C — Live multi-seller probe protocol

Goal: Prove RN accepts divergent destinationId across consecutive POST /v2/secure-payments from the same buyer session, and that the multi-checkout cart UX creates two Payments landing on two different derived addresses.

Prerequisites:

  • Dev backend running ≥ 2.6.45 with DERIVED_DESTINATION_XPUB configured
  • Dev frontend running ≥ 2.6.44
  • Two seller accounts on dev.amn.gg with wallet addresses set
  • Buyer account with a Rabby/Metamask wallet holding ≥ 0.02 testnet BSC USDC

Steps:

  1. Create two template offers (one from each seller):

    • Seller A: https://dev.amn.gg/dashboard/shops/templates/new → fill title, price 0.01 USDC, publish
    • Seller B: same, price 0.01 USDC, publish
    • Capture both shareableLink values
  2. As buyer, add both to cart:

    • Visit Seller A's shareable link → Add to cart
    • Visit Seller B's shareable link → Add to cart
    • Go to /dashboard/shops/checkout/?step=2
    • Confirm cart shows 2 items from 2 different sellers
  3. Select crypto payment and proceed:

    • Choose "پرداخت با Request Network"
    • Click the multi-seller button (should show ۲ فروشنده)
    • Browser navigates to /checkout/request-network/multi?session=<id>
  4. Pay Seller A (first checkout page):

    • Connect wallet
    • Approve 0.01 USDC for RN proxy
    • Call transferFromWithReferenceAndFee
    • Wait for "پرداخت تأیید شد ✓"
    • Click "ادامه به پرداخت بعدی"
  5. Pay Seller B (second checkout page):

    • Approve 0.01 USDC (or reuse allowance if proxy unchanged)
    • Call transferFromWithReferenceAndFee
    • Wait for confirmation
    • Click "پایان"
  6. Capture evidence:

    • Derived addresses: Check GET /api/payment/derived-destinations?buyerId=<buyerId> — expect 2 rows with different address and derivationIndex
    • Tx hashes: Copy both approve and both pay tx hashes from the UI; verify on https://testnet.bscscan.com (or mainnet BscScan if dev uses mainnet)
    • Transfer events: On BscScan, verify both TransferWithReferenceAndFee events show different recipient addresses
    • Webhooks: Check backend logs for payment-update socket emissions or POST /api/payment/request-network/webhook handling for both payments
    • Payment records: Query Mongo for the two Payment docs — both should have status: 'completed' and different metadata.derivedDestination.address
    • PurchaseRequests: Verify convertTemplatesToRequests created 2 PurchaseRequest docs with status: 'payment'
  7. Document: Paste the full evidence block below under "Live multi-seller probe — execution record".

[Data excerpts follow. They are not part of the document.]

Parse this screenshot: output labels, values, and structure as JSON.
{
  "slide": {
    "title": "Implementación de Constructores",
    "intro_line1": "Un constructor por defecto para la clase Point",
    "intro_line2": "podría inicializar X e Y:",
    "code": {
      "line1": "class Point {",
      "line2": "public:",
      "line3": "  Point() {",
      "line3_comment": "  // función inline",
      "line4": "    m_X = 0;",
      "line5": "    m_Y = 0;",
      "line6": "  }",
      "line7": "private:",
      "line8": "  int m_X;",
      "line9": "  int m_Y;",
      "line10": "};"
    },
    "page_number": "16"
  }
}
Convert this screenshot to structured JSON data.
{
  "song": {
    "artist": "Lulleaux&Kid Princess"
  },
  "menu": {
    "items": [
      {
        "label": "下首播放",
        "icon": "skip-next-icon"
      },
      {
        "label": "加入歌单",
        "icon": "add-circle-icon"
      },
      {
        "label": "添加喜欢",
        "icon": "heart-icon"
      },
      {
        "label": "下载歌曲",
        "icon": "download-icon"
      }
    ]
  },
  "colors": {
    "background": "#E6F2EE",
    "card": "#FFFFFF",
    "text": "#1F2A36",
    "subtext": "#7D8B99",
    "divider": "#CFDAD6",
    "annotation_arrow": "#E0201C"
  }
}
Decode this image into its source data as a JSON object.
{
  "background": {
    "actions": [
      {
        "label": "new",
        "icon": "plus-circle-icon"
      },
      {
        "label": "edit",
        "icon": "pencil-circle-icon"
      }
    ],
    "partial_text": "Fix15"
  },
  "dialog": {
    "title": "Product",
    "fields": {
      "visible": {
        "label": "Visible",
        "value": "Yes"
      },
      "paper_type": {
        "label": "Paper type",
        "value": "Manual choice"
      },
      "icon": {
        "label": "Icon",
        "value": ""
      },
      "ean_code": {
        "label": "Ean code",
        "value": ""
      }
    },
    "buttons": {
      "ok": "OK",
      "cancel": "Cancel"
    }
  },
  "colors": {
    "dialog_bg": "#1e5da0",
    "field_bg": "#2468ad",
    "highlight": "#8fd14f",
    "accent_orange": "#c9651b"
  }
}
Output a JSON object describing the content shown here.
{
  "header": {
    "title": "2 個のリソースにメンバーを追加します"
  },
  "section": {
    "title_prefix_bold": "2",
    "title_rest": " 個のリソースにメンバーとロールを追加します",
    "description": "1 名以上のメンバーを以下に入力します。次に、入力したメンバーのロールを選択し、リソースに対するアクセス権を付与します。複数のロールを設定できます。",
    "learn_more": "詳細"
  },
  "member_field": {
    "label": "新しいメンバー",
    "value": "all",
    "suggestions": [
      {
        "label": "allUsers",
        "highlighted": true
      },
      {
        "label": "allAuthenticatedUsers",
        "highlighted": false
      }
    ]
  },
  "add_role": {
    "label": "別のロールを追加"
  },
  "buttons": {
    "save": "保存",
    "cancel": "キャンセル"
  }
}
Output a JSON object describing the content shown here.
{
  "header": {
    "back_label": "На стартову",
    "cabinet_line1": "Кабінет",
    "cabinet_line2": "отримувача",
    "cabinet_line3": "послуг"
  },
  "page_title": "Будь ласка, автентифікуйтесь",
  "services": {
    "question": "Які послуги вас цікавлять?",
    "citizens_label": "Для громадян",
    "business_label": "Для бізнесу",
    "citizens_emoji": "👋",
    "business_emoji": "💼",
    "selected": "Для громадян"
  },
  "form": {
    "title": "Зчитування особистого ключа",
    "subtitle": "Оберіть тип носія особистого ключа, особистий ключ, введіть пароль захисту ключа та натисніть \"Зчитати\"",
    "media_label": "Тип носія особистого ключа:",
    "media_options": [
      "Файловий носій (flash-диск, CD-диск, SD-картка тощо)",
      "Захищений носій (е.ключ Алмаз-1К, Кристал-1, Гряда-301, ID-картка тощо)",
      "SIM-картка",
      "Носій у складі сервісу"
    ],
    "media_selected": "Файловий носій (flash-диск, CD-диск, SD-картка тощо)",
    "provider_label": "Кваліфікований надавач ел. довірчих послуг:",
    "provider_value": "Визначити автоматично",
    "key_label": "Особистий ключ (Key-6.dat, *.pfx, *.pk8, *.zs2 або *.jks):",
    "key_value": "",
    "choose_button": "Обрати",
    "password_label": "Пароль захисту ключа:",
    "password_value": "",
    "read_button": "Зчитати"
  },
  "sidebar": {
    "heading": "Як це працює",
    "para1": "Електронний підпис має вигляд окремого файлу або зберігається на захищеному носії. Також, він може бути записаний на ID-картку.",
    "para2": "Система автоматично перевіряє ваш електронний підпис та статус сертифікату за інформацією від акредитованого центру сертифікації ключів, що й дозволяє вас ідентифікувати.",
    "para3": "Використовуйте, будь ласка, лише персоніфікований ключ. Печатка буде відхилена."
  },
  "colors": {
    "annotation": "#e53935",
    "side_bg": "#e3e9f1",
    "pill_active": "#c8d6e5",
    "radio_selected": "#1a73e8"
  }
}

Live multi-seller probe — execution record

To be filled after manual execution of the protocol above.

Field Value
Date
Buyer ID
Seller A ID / Offer
Seller B ID / Offer
Derived address A
Derived address B
Approve tx A
Pay tx A
Approve tx B
Pay tx B
Payment ID A
Payment ID B
PurchaseRequest ID A
PurchaseRequest ID B
RN webhook fired for both?
Both Payments completed?
Escrow funded for both?

Remaining in task #7:

  • Item C: execute the live probe protocol above and fill the execution record table.
  • After C passes: flip PRD §1 acceptance criteria #1 and #2 from and mark Task #7 done in Taskmaster.